Andrew Dessler, a climate scientist at Texas A&M University, said that DOE’s climate report “makes a mockery of science.”
The document “relies on ideas that were rejected long ago, supported by misrepresentations of the body of scientific knowledge, omissions of important facts, arm waving, anecdotes and confirmation bias,” Dessler told The Guardian. “This report makes it clear DOE has no interest in engaging with the scientific community.”
Energy Secretary Chris Wright personally selected five climate scientists to author the report who were “well known for manufacturing uncertainty” around climate science, the review found. The report’s authors, John Christy, Judith Curry, Steven E. Koonin, Ross McKitrick, and Roy Spencer, have each downplayed the impacts of climate change. Eleven percent of the report’s citations led to the authors’ own research, a rate that was nearly five times higher than another 2023 climate report.

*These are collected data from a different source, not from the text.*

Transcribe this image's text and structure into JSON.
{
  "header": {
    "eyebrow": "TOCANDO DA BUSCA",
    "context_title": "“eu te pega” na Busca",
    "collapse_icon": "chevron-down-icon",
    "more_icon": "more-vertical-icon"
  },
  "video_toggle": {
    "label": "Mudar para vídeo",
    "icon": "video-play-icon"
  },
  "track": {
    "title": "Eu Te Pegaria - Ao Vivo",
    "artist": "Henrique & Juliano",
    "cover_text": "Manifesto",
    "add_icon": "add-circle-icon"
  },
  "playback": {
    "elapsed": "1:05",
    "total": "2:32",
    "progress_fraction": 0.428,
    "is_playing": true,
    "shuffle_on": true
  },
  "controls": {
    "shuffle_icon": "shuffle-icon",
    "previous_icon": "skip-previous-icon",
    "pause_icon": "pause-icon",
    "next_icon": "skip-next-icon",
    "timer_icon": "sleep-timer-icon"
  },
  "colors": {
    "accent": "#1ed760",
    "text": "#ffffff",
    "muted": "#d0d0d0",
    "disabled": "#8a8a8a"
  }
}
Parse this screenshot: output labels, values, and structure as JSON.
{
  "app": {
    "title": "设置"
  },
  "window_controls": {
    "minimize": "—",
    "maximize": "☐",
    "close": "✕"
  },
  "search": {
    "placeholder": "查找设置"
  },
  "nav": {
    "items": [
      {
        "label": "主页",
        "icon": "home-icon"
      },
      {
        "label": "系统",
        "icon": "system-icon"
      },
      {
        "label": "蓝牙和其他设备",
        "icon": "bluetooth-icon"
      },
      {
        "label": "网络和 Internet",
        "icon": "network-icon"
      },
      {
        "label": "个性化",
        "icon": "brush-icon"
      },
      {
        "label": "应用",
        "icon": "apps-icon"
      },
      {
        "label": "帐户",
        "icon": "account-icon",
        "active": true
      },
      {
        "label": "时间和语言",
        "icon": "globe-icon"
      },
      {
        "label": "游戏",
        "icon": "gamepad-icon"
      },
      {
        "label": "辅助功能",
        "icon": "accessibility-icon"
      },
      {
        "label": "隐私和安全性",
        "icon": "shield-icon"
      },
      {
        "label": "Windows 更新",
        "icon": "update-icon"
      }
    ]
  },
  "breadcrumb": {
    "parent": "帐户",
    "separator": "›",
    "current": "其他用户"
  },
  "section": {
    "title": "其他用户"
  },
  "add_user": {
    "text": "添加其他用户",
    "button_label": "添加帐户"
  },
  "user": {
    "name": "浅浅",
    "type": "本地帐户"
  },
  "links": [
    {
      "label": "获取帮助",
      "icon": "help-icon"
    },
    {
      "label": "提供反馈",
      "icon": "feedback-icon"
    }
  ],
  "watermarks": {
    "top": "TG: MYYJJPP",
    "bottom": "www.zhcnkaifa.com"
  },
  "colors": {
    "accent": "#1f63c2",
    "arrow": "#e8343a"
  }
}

Wright said the authors were chosen “for their rigor, honesty, and willingness to elevate the debate.” But the review stated that the DOE report “covers areas in which the authors are not experts,” and that the report’s many mistakes were “caused by a lack of familiarity with the science.”
Pamela McElwee, an associate professor of human ecology at Rutgers University, told The Guardian that the five people who were selected by the secretary of energy for their viewpoints “produced a shoddy mess of cherry-picked data and unsupported assertions.”
Dessler was distraught over how badly mischaracterized some research about climate-driven extreme events had been. “I mean, they just don’t understand what they’re talking about,” he said.
The scientists said that the shoddy work was in service of a predetermined outcome: a report that would help support the administration’s repeal of the Environmental Protection Agency’s 2009 Endangerment Finding, stating that the current and projected concentrations of greenhouse gases in the atmosphere “threaten the public health and welfare of current and future generations.”